Thursday, Atreyu, Taking Back Sunday, Further Seems Forever; if you are familiar with any of these acts at all, (I call it ‘Vans’ or ‘Birkenstock’ metal) you’ll be at home with the MTV friendly toned town hardcore, ripe with clean vocals, and the odd angst filled scream of childhood abuse. The guitar melodies are soaring and contemporary, rock based and mellow enough to play if you’re lucky enough to have a girlfriend around.
The 2 new tracks, “Royalty" and “Bruma”, essentially left over from the Listen recordings fit in line with that album's vibe even if “Royalty” initially opens with a surprising amount of vocal spite, before falling in line with a more commercial mode. To their credit, School For Heroes are a little deeper and complex than their star eyed peers, hence you haven’t seen them on MTV yet, they share more with Narcissus with their approach to song writing, just with a more pop edge, but still, I don’t think the Hot Topic crowd will latch on to them. “Bruma” might be the band's forced foot in the door for pop stardom though: a string laced ballad that apparently made close friends of the band cry (from the linear notes-I don’t just make this stuff up).
The older songs don’t really contrast themselves from anything, being the same consistent foot-tapping emo core you’d expect, as if you didn’t know any better, or weren’t a scenster or a roadie for the band, you might as well take this as a new album.
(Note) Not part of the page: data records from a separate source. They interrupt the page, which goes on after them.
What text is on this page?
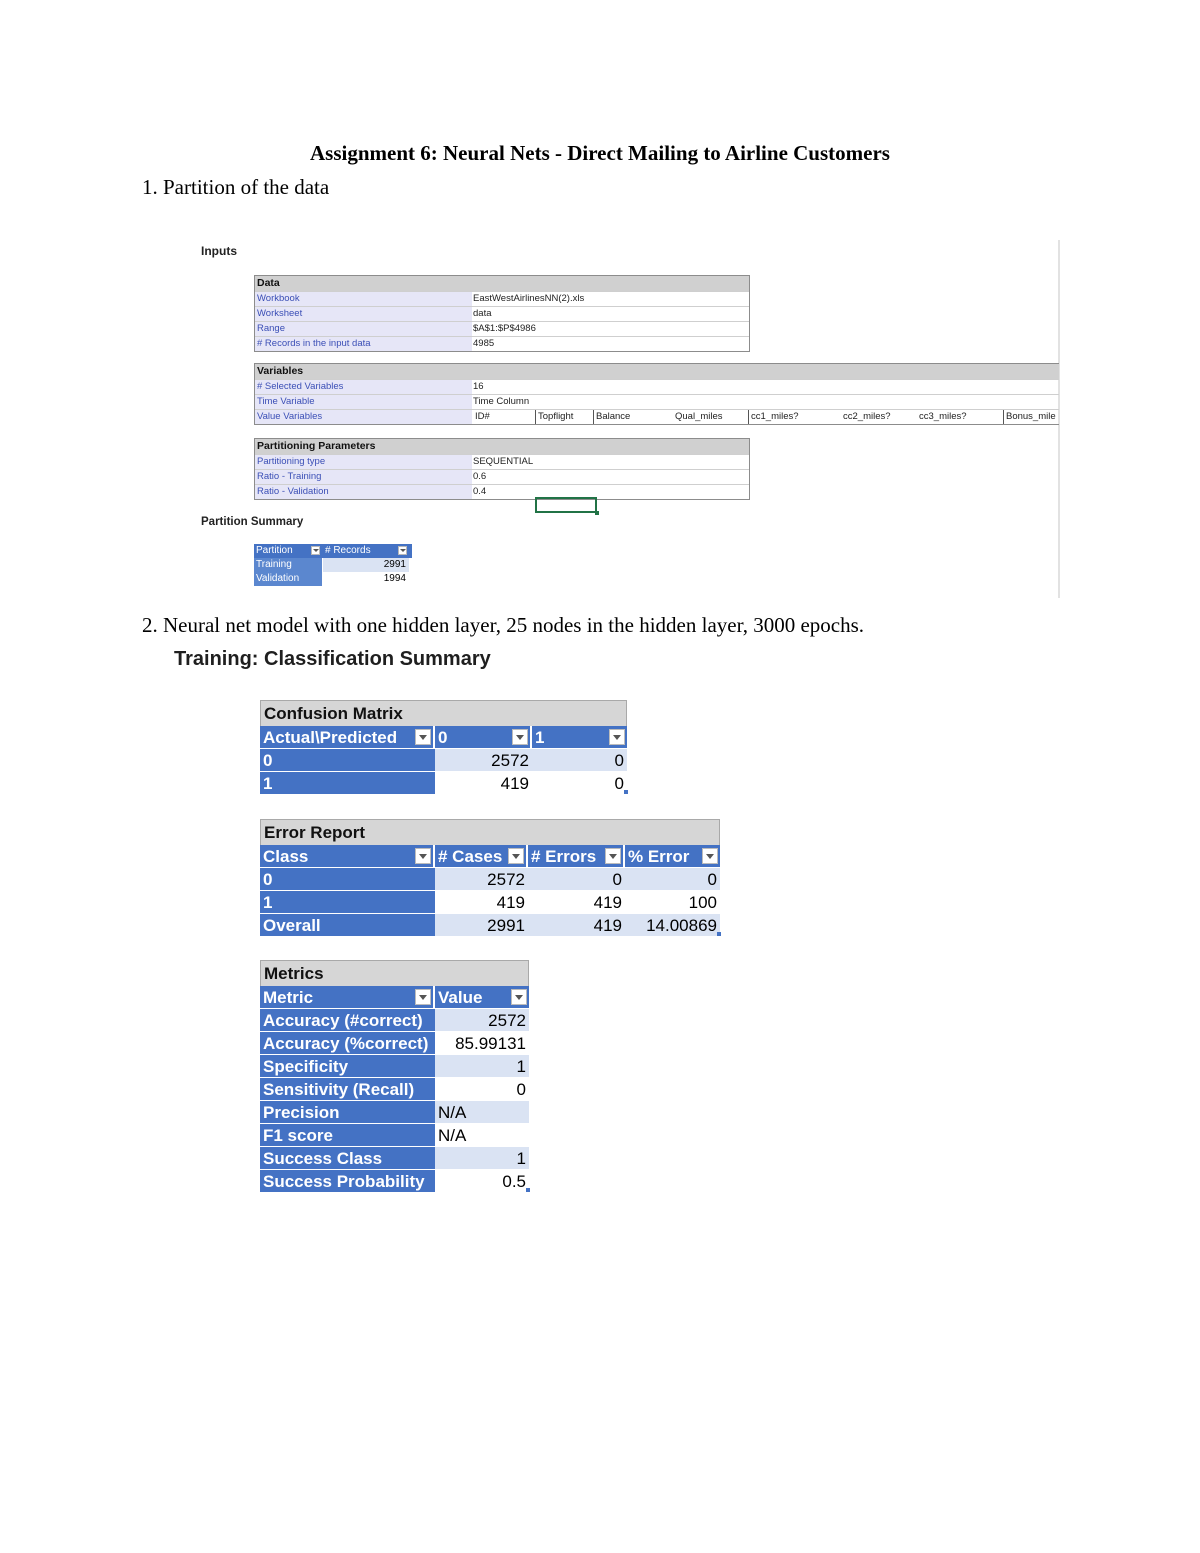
Assignment 6: Neural Nets - Direct Mailing to Airline Customers
1. Partition of the data
2. Neural net model with one hidden layer, 25 nodes in the hidden layer, 3000 epochs.
Inputs
Data
Workbook	EastWestAirlinesNN(2).xls
Worksheet	data
Range	$A$1:$P$4986
# Records in the input data	4985
Variables
# Selected Variables	16
Time Variable	Time Column
Value Variables	ID#	Topflight	Balance	Qual_miles	cc1_miles?	cc2_miles?	cc3_miles?	Bonus_mile
Partitioning Parameters
Partitioning type	SEQUENTIAL
Ratio - Training	0.6
Ratio - Validation	0.4
Partition Summary
Partition	# Records
Training	2991
Validation	1994
Training: Classification Summary
Confusion Matrix
Actual\Predicted	0	1
0	2572	0
1	419	0
Error Report
Class	# Cases	# Errors	% Error
0	2572	0	0
1	419	419	100
Overall	2991	419	14.00869
Metrics
Metric	Value
Accuracy (#correct)	2572
Accuracy (%correct)	85.99131
Specificity	1
Sensitivity (Recall)	0
Precision	N/A
F1 score	N/A
Success Class	1
Success Probability	0.5
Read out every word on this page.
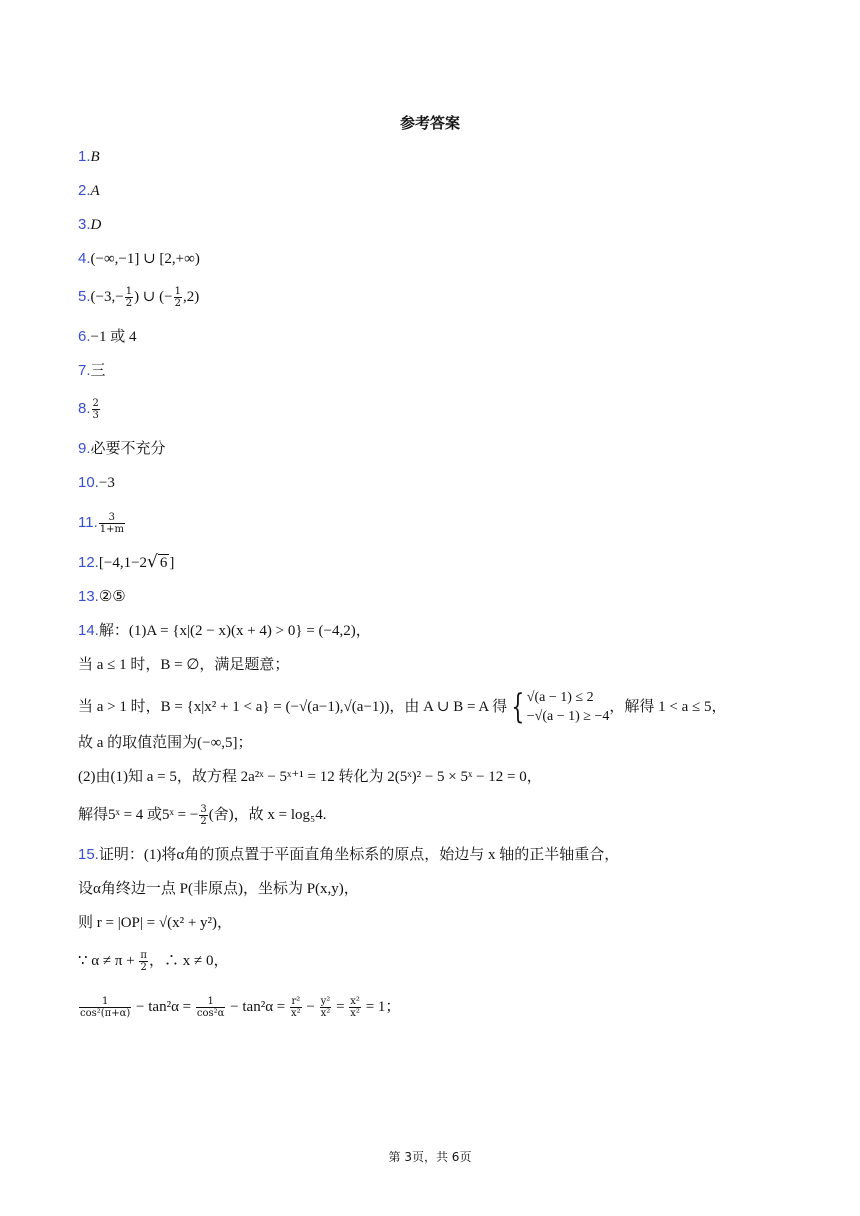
参考答案
1.B
2.A
3.D
4.(−∞,−1] ∪ [2,+∞)
$5.(-3,- \frac{1}{2}$ ) ∪ (− $\frac{1}{2} ,2$)
6.−1 或 4
7.三
8. $\frac{2}{3}$
9.必要不充分
10.−3
11. $\frac{3}{1+m}$
12.[−4,1−2√ 6 ]
13.②⑤
14.解：(1)A = {x|(2 − x)(x + 4) > 0} = (−4,2)，
当 a ≤ 1 时，B = ∅，满足题意；
当 a > 1 时，B = {x|x² + 1 < a} = (−√(a−1),√(a−1))，由 A ∪ B = A 得 { √(a − 1) ≤ 2
−√(a − 1) ≥ −4
，解得 1 < a ≤ 5，
故 a 的取值范围为(−∞,5]；
(2)由(1)知 a = 5，故方程 2a²ˣ − 5ˣ⁺¹ = 12 转化为 2(5ˣ)² − 5 × 5ˣ − 12 = 0，
解得5ˣ = 4 或5ˣ = − $\frac{3}{2}$ (舍)，故 x = log₅4.
15.证明：(1)将α角的顶点置于平面直角坐标系的原点，始边与 x 轴的正半轴重合，
设α角终边一点 P(非原点)，坐标为 P(x,y)，
则 r = |OP| = √(x² + y²)，
∵ $\alpha \ne \pi + \frac{\pi}{2}$ ，∴ x ≠ 0，
$\frac{1}{\text{cos²(π+α)}} - \tan^2\alpha = \frac{1}{\text{cos²α}} - \tan^2\alpha = \frac{\text{r²}}{\text{x²}} - \frac{\text{y²}}{\text{x²}} = \frac{\text{x²}}{\text{x²}} = 1$；
第 3页，共 6页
Die hard fans of the band though will no doubt be chuffed at reworked versions of what I can only assume are fan favorites: “Sifter”, “Red Tide”, and “Abdenrot”, joy of joys for you. When School For Heroes try to be harder, as the chunkier moments on some of their tracks, they aren’t quite as convincing as their heartfelt harmonized tracks, but they get an 'A' for the effort and not being completely wishy washy. That being said they don’t seem able to recreate the embarrassingly catchiness of “Burning the Bed”, even if the main riff from that track arises (and is promptly butchered during the cringe inducing techno remix “Catholic Schoolgirls are for Heroes (Burning the Bed Remix)". Ugh.
Not quite ready to rub shoulders with the scene's malleable big boys and appeal to the kids, School the Heroes are a talented act that I can’t see having a true fan base due to the competition and the fact they are not quite as ready to cash in as their peers.
Now if you will excuse me, I must go and listen to death metal in ripped jeans.